Frank Lovece in Legal/Financial on November 7, 2014
Farrin Ullah owns the combined apartment 25E/F at The Columbia, the 1983-vintage tower at the northwest corner 275 West 96th Street that helped revitalize the aging and downscale stretch of Broadway around it. The 32-story building's amenities include a gym with a pool, racquetball and squash courts, a roof desk, a garage, a laundry room, a nursery and a community garden.
The board and Ullah agree that she has not paid common charges since 2007. It's complicated, since her divorce settlement from Zahid Ullah, finalized in May 2004, stipulated that the combined units were to be reconfigured back into separate apartments, with Farrin and Zahid each getting title to one. Until that division took place, Farrin got exclusive use and occupancy. Zahid, who initiated the divorce in 2001 after nearly 20 years and three children, would pay both apartments' mortgages, real estate taxes, common charges and homeowner's insurance.
Divorce and Conquer
Zahid, however, doesn't appear to have been very good about making payments, and in 2005 Farrin told a court that if he couldn't cough up what he owed, she was requesting to "be removed as the prime resident immediately. [The husband] is to become the sole responsible parent and I will have to be excused from keeping the children in my home," she said in court papers. Whew. Harsh. And Zahid, lobbing back hard, requested that the court grant him custody of the children and "force the [wife] to get supervised psychiatric treatment."
While all this was happening, no mortgage or common charges were being paid, and the mortgage-holders commenced foreclosure proceedings. Did Zahid have the money to pay? As the court put it in reference to one hearing, he had offered no documentation "as to the disposition of the $1.5 million in liquid assets listed on his net worth statement filed in February 2001. The hearing ended prematurely as a result of the wife's emotional outbursts that culminated in her abrupt departure from the courtroom." It was all still dragging on through at least November 2012.
Lien on Me
Earlier that year, The Columbia's condo board filed a lien of common charges on both apartments. Farrin's response was that it was unclear whether she or her ex-husband owned one of the units, 25F. Judge Cynthia S. Kern of New York County Supreme Court was unimpressed by that argument since, as she wrote in her Oct. 2 judgment for the board, not only do the public records at the Office of the City Register and the Department of Finance show Farrin is the sole owner of 25F, but so does the title-insurance company that performed common-charge-lien foreclosure searches.
Farrin made other claims as well, which is standard procedure, but one them may be novel: that she had a right not to pay common charges because the board withheld building privileges and amenities.

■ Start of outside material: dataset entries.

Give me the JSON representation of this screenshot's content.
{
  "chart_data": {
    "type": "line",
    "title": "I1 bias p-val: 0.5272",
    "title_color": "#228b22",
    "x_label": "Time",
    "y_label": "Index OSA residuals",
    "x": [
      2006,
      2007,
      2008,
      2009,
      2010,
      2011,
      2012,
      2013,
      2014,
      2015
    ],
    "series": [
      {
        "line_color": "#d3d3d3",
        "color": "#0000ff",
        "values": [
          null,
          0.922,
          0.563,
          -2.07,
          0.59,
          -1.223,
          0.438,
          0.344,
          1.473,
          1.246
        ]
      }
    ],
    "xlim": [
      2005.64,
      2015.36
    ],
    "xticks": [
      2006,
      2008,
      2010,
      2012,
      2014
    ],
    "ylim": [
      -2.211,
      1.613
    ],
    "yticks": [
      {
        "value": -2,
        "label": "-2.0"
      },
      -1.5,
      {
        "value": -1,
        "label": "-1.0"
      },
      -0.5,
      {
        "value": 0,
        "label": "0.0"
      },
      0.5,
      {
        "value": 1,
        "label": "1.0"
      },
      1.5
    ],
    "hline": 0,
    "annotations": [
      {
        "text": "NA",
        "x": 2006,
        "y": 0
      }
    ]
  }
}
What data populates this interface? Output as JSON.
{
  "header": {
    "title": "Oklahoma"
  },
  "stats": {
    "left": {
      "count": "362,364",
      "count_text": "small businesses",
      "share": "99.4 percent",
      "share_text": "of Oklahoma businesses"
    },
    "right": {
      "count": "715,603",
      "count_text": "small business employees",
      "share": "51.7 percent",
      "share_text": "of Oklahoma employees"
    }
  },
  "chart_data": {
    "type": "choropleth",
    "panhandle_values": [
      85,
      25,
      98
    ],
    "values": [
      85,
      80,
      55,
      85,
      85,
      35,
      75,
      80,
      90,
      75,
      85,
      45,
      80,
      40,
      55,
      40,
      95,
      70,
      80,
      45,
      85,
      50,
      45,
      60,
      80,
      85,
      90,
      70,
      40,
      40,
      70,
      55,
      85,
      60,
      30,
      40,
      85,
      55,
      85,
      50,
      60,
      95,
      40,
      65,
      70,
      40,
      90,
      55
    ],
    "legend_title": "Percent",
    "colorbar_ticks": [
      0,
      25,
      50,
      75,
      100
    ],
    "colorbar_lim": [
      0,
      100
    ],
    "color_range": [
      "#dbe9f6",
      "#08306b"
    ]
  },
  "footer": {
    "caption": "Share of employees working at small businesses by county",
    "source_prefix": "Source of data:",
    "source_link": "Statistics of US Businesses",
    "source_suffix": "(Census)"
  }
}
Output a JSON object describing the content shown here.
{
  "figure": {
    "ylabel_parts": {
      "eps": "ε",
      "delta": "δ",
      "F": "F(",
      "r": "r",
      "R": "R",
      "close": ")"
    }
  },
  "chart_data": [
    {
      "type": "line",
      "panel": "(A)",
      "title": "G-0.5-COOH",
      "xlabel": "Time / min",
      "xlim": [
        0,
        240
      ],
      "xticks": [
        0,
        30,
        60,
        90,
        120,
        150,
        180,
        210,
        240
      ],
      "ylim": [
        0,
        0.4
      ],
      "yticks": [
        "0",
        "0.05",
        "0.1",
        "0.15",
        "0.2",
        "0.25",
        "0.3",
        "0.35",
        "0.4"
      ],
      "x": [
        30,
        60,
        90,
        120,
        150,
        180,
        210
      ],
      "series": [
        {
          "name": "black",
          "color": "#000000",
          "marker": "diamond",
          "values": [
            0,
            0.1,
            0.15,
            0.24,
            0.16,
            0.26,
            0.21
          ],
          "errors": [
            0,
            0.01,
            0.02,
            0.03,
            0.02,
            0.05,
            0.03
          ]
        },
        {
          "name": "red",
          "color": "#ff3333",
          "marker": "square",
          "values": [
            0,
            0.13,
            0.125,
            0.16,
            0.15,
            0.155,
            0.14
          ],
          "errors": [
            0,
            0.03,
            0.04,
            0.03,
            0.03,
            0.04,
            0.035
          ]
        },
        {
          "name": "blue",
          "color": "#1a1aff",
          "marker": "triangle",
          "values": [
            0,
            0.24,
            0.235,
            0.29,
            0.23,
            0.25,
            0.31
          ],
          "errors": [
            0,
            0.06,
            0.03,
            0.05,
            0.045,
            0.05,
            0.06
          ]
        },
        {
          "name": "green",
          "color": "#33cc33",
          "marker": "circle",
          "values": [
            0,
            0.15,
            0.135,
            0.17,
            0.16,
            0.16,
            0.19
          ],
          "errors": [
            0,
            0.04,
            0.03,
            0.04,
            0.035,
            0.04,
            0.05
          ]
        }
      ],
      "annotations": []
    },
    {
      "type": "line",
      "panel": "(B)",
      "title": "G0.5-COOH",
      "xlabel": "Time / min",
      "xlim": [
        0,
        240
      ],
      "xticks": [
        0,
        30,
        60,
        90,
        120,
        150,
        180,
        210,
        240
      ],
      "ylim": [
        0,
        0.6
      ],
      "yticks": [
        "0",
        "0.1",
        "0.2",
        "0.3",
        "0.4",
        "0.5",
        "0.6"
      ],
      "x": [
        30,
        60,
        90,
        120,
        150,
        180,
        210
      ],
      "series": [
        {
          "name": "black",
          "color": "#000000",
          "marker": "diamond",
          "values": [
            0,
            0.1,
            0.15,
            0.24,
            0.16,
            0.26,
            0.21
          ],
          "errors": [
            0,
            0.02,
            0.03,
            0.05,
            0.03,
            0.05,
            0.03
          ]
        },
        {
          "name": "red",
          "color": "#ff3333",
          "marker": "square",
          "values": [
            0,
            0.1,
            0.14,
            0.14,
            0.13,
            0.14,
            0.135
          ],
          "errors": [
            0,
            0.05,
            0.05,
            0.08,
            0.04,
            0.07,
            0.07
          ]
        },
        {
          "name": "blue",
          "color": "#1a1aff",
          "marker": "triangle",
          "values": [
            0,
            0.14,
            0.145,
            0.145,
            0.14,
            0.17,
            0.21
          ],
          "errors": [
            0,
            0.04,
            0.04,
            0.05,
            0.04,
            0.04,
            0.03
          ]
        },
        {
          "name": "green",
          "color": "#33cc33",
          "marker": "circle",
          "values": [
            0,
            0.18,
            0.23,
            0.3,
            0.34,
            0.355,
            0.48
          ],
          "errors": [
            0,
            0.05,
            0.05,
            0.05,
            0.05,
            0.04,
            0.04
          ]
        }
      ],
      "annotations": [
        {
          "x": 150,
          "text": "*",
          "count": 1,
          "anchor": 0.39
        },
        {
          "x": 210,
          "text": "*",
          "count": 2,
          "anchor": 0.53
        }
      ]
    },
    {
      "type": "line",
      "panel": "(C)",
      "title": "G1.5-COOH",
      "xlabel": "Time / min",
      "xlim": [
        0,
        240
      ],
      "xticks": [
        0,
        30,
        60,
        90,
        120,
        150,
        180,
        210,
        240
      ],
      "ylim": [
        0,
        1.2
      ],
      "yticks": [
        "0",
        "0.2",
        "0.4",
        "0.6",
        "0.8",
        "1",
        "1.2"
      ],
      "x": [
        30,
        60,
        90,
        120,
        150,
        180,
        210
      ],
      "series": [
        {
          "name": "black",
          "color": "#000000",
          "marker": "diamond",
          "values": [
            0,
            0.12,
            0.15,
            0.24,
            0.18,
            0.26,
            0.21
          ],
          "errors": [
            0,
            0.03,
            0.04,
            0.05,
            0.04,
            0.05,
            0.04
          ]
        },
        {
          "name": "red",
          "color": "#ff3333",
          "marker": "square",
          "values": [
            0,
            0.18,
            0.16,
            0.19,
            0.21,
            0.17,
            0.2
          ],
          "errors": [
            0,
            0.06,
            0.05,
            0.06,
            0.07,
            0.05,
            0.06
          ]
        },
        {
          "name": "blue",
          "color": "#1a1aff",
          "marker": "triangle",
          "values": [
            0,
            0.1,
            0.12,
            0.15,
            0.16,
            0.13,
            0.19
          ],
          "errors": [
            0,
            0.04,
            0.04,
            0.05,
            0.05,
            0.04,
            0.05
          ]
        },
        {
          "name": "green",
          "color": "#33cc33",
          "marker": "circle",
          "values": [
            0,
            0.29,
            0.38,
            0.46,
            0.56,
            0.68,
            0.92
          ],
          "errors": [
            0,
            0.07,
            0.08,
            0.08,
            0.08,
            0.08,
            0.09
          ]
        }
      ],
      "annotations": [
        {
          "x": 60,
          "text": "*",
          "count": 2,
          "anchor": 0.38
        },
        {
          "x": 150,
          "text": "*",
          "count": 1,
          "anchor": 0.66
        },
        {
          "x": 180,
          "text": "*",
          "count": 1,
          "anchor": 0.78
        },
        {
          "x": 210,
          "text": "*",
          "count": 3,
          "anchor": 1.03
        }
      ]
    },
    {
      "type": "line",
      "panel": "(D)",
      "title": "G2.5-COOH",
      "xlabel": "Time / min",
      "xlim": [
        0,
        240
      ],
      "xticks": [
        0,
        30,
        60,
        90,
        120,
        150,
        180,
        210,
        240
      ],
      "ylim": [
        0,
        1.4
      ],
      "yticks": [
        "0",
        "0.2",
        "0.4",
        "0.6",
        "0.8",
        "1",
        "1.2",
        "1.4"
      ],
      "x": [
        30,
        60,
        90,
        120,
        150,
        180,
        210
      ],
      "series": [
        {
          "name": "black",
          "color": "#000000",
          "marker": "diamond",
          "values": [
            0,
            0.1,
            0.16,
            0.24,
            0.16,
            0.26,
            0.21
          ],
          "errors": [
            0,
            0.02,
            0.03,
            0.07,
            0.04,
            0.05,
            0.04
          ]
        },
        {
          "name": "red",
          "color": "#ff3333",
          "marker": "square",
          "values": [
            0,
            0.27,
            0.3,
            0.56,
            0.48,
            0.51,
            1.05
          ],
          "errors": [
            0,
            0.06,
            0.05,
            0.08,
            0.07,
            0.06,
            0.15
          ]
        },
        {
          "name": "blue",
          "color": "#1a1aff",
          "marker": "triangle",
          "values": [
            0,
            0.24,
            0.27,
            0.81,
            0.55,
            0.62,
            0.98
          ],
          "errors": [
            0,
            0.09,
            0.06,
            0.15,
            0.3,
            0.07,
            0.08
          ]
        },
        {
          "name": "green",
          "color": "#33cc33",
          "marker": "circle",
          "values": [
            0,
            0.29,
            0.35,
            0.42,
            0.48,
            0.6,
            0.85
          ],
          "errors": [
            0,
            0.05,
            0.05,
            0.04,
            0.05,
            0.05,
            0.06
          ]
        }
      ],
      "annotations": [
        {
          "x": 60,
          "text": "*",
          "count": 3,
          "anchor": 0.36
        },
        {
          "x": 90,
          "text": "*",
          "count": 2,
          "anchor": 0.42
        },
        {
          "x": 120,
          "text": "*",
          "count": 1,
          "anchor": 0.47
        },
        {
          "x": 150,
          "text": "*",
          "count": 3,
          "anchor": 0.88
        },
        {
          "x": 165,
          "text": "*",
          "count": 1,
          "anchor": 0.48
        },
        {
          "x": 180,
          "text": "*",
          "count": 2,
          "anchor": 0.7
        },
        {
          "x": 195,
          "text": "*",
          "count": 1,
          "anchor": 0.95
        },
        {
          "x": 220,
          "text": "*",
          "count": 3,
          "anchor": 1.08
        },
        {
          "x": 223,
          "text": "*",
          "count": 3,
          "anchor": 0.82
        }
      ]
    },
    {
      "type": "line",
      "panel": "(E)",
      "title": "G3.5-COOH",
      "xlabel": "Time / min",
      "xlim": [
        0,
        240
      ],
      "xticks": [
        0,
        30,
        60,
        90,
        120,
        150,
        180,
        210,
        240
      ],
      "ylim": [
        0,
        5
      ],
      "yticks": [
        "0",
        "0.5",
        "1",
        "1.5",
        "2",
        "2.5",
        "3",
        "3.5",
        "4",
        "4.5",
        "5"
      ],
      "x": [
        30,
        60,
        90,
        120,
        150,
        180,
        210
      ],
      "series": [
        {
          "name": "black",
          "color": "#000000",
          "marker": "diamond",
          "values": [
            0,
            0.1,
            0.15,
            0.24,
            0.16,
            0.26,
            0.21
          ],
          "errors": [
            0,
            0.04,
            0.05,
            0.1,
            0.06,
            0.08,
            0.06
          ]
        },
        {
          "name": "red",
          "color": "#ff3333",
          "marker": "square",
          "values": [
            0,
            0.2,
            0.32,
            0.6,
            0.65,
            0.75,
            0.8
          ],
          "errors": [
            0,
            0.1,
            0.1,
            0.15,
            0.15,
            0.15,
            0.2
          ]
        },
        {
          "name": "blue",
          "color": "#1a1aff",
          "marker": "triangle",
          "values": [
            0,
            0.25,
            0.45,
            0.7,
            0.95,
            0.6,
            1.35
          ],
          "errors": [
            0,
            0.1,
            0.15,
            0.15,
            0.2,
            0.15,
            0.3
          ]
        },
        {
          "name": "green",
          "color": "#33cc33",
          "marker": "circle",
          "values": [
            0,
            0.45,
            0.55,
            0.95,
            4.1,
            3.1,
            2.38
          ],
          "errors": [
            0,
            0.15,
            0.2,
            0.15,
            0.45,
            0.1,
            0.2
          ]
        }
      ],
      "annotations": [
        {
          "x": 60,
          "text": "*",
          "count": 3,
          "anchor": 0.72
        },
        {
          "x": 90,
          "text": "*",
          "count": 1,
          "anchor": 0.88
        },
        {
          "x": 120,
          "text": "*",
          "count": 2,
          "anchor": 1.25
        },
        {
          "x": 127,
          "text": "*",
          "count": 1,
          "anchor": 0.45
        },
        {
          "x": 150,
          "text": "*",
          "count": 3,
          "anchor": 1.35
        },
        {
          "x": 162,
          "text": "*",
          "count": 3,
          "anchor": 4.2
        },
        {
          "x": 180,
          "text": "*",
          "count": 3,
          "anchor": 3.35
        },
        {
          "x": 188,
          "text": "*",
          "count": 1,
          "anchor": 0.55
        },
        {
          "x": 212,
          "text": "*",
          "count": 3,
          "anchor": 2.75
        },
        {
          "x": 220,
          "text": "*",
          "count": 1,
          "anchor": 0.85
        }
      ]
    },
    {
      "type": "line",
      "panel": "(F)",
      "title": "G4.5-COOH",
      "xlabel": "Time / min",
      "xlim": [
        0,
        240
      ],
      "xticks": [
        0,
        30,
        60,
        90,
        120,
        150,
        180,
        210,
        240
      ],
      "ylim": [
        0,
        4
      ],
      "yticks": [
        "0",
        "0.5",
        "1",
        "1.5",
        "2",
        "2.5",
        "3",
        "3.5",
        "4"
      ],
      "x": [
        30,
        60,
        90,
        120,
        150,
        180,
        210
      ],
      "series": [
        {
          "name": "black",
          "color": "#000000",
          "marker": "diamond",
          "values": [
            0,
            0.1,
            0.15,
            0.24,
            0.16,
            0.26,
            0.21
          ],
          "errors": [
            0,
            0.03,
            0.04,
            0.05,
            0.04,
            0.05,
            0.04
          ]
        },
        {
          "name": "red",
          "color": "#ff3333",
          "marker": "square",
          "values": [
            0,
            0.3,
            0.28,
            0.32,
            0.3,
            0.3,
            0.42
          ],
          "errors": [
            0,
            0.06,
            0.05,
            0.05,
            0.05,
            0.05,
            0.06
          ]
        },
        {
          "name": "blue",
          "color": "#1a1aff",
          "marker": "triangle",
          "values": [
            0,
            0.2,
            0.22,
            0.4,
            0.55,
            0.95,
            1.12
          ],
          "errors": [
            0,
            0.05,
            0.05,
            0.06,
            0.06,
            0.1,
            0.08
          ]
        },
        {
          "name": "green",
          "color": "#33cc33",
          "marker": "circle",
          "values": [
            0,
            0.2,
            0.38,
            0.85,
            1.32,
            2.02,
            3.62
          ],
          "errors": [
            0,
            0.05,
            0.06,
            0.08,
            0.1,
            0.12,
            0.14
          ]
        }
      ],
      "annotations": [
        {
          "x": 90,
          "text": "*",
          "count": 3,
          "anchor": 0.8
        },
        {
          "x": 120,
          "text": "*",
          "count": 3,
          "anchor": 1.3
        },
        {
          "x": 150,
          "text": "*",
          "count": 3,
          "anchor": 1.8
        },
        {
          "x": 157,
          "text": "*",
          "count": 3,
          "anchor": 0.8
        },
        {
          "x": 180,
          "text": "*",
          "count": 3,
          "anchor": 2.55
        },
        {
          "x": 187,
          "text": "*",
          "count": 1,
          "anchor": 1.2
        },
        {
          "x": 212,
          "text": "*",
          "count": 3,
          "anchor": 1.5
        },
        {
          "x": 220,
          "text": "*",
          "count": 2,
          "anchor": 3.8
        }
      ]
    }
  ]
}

Many condominiums, especially in recent years, have begun using this tactic and forbidding, for instance, access to the pool and to parking. Others direct doormen and concierges not to accept dry cleaning, food deliveries, or messenger or other private delivery services, such as UPS — which, really, is no more a hardship than it is for the million or so New Yorkers who live in non-doorman buildings.
Whoomp! (There It Is)
Did Farrin's defense work? No. As Kern wrote: "Pursuant to a house rule passed by the Board in December 2011, which took effect on January 9, 2012, the Board had the authority to deny Ullah these services based on her failure to pay these common charges. Ullah has failed to establish that the Board did not have the authority to pass this house rule or that the Board acted in bad faith or in a way that did not further the legitimate interests of the Condominium."
And there it is, enshrined now in a court decision: So long as a condo board properly passes a house rule (presumably applying to all homeowners and not just one), it is within its rights to withhold amenities. This almost certainly applies to co-op boards as well, but co-ops have so many other tools to compel a shareholder in arrears. Condominium boards, however, can rejoice — and recode the key-fob to lock the homeowner out of the laundry room.